Mais nulle nostalgie dans cette conclusion : Jas et sa suite se sont bien amusés (nous aussi), la Guilde des Marchands récolte quand même un gain brut de « soixante-douze traités de commerce avantageux avec soixante-douze planètes prospères », plus quelques autres avantages en nature, et les Mythes restent tout bonnement des mythes... qui serviront encore, on s'en doute, à faire le bonheur d'innombrables romans de SF.
B.R. Bruss, dont on n'ignorait pas le sens de l'humour, nous donne ici, pour la première fois, un roman tout entier souriant, qui peut se situer au confluent des univers de Sheckley et du Lem du Bréviaire des robots. Bien entendu, Bruss ne possède pas, comme l'écrivain américain, la science de construire des scénarios d'une rigoureuse folie, de même qu'il n'approche que de loin la verve caustique du conteur polonais. Comme la plupart des Fleuve Noir, Le Grand Marginal a été écrit à la hâte : manifestement, Bruss ne s'est pas cassé la tête, ses traits d'esprit sont souvent gros, et la chute des sept étapes de la quête ne se fait pas toujours d'une grande hauteur.

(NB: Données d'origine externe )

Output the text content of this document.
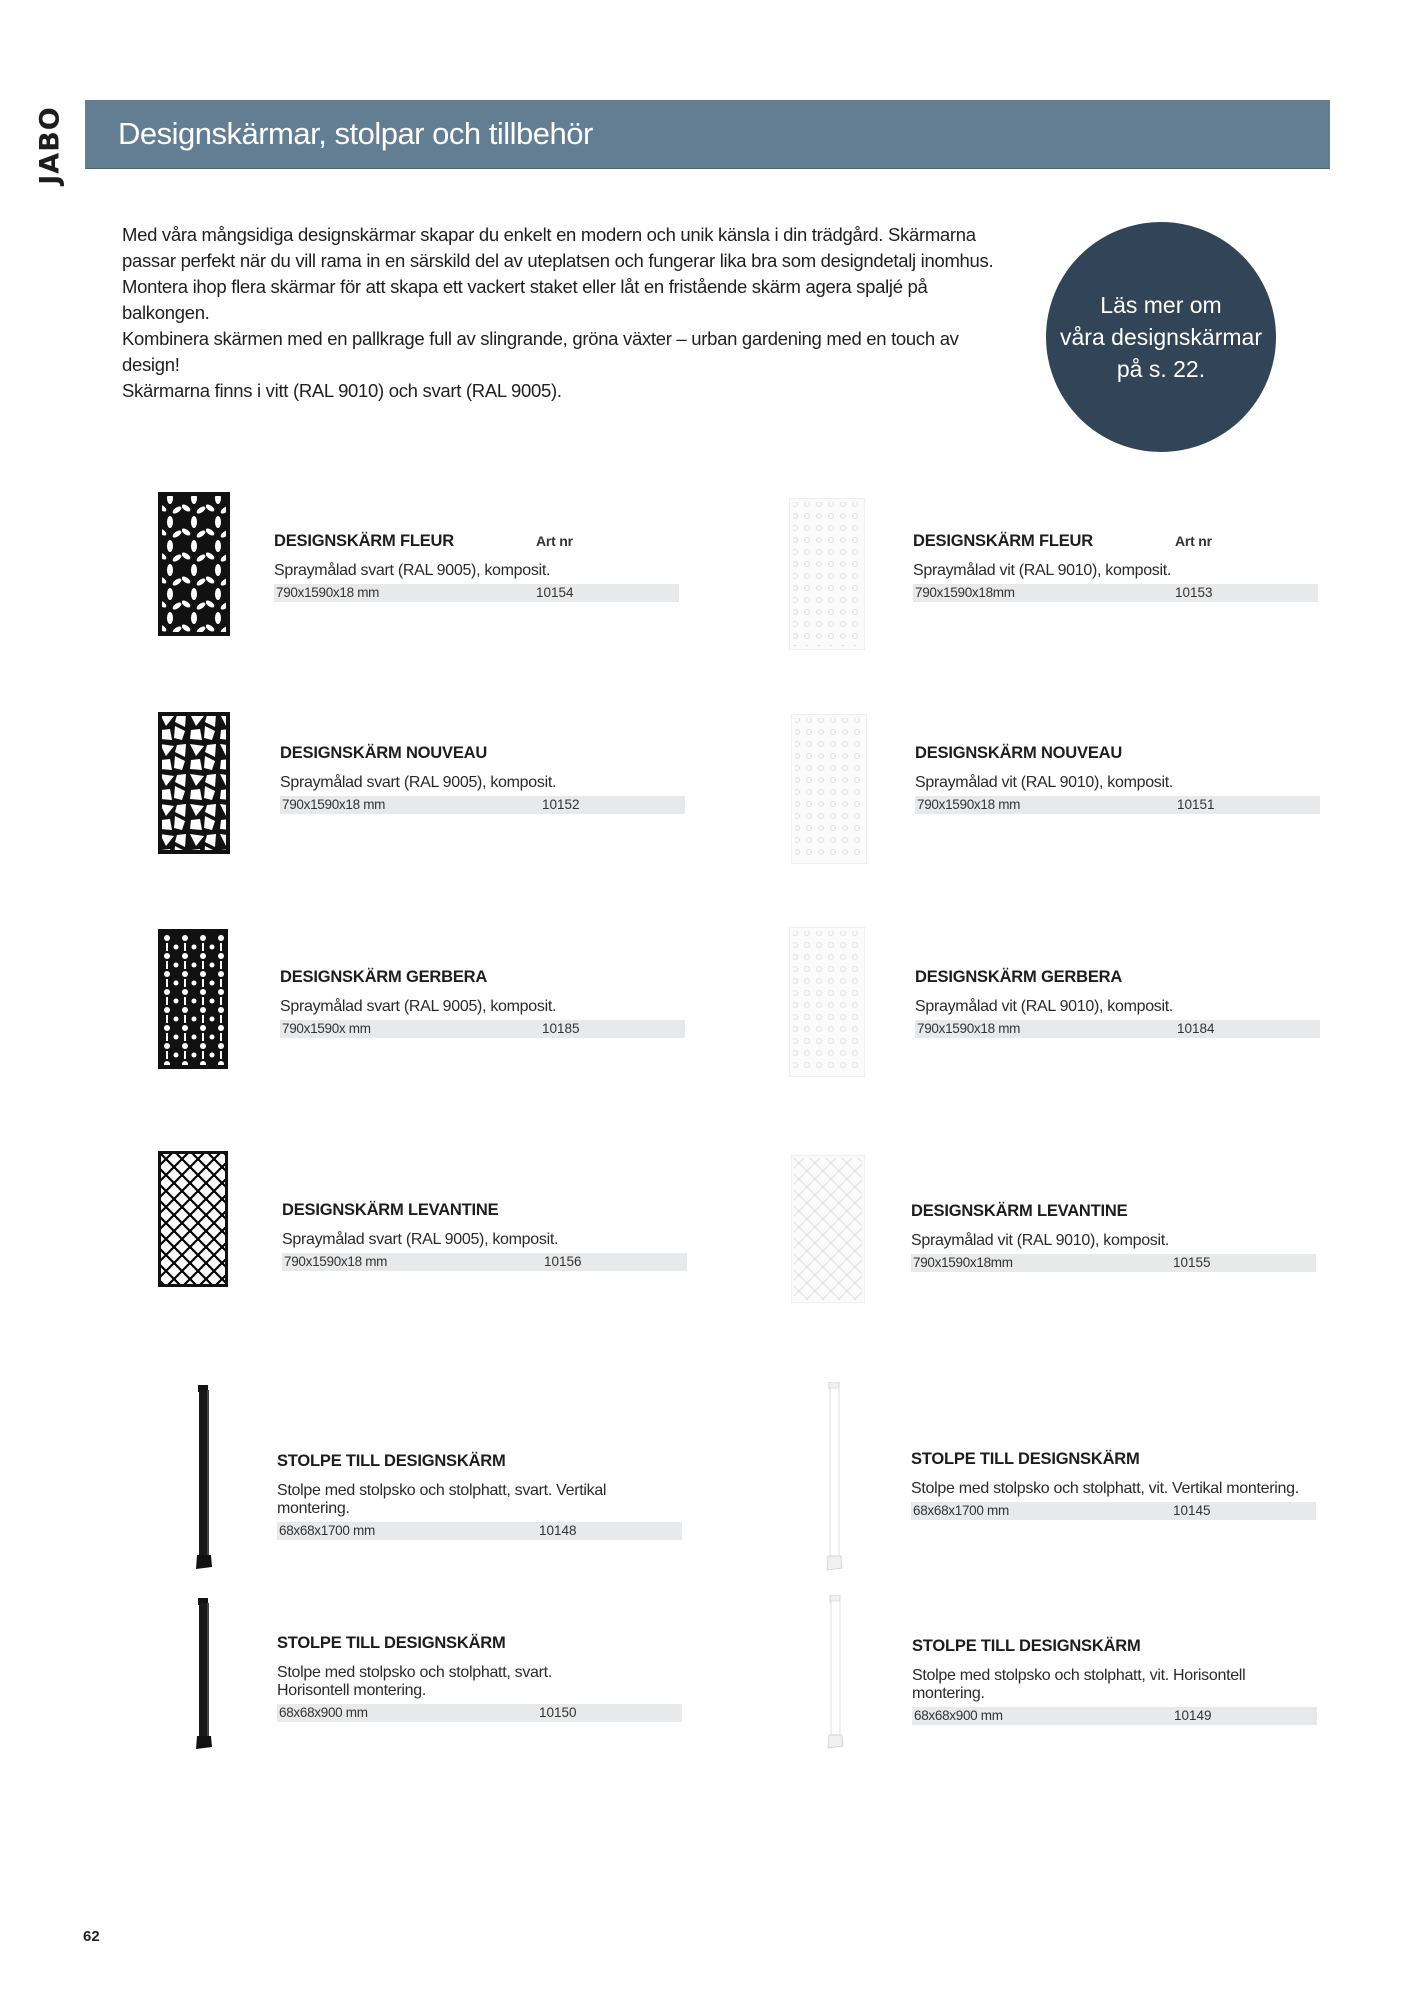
JABO Designskärmar, stolpar och tillbehör

Med våra mångsidiga designskärmar skapar du enkelt en modern och unik känsla i din trädgård. Skärmarna

passar perfekt när du vill rama in en särskild del av uteplatsen och fungerar lika bra som designdetalj inomhus.

Montera ihop flera skärmar för att skapa ett vackert staket eller låt en fristående skärm agera spaljé på balkongen.

Kombinera skärmen med en pallkrage full av slingrande, gröna växter – urban gardening med en touch av design!

Skärmarna finns i vitt (RAL 9010) och svart (RAL 9005).

Läs mer om
våra designskärmar
på s. 22.
DESIGNSKÄRM FLEUR	Art nr
Spraymålad svart (RAL 9005), komposit.
790x1590x18 mm	10154
DESIGNSKÄRM FLEUR	Art nr
Spraymålad vit (RAL 9010), komposit.
790x1590x18mm	10153
DESIGNSKÄRM NOUVEAU
Spraymålad svart (RAL 9005), komposit.
790x1590x18 mm	10152
DESIGNSKÄRM NOUVEAU
Spraymålad vit (RAL 9010), komposit.
790x1590x18 mm	10151
DESIGNSKÄRM GERBERA
Spraymålad svart (RAL 9005), komposit.
790x1590x mm	10185
DESIGNSKÄRM GERBERA
Spraymålad vit (RAL 9010), komposit.
790x1590x18 mm	10184
DESIGNSKÄRM LEVANTINE
Spraymålad svart (RAL 9005), komposit.
790x1590x18 mm	10156
DESIGNSKÄRM LEVANTINE
Spraymålad vit (RAL 9010), komposit.
790x1590x18mm	10155
STOLPE TILL DESIGNSKÄRM
Stolpe med stolpsko och stolphatt, svart. Vertikal montering.
68x68x1700 mm	10148
STOLPE TILL DESIGNSKÄRM
Stolpe med stolpsko och stolphatt, vit. Vertikal montering.
68x68x1700 mm	10145
STOLPE TILL DESIGNSKÄRM
Stolpe med stolpsko och stolphatt, svart. Horisontell montering.
68x68x900 mm	10150
STOLPE TILL DESIGNSKÄRM
Stolpe med stolpsko och stolphatt, vit. Horisontell montering.
68x68x900 mm	10149
62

Il nous plaît cependant de lire des phrases telles que celles-ci qui, en deux lignes (sommet de la sophistication), suffisent à indiquer le caractère d'une planète et de ses habitants : « Ce sont des humanoïdes verts, un peu durs d'oreille. Leur planète est riche et mauve. » Si B. R. Bruss avait vraiment voulu s'en donner la peine, Boris Vian ne serait pas si loin... A cause de cette ombre gigantesque, on passera sur les faiblesses de son dernier roman, pour n'en retenir que les qualités de décontraction et de bonne humeur : de nos jours, ces denrées sont trop rares pour qu'on se permette de cracher dessus.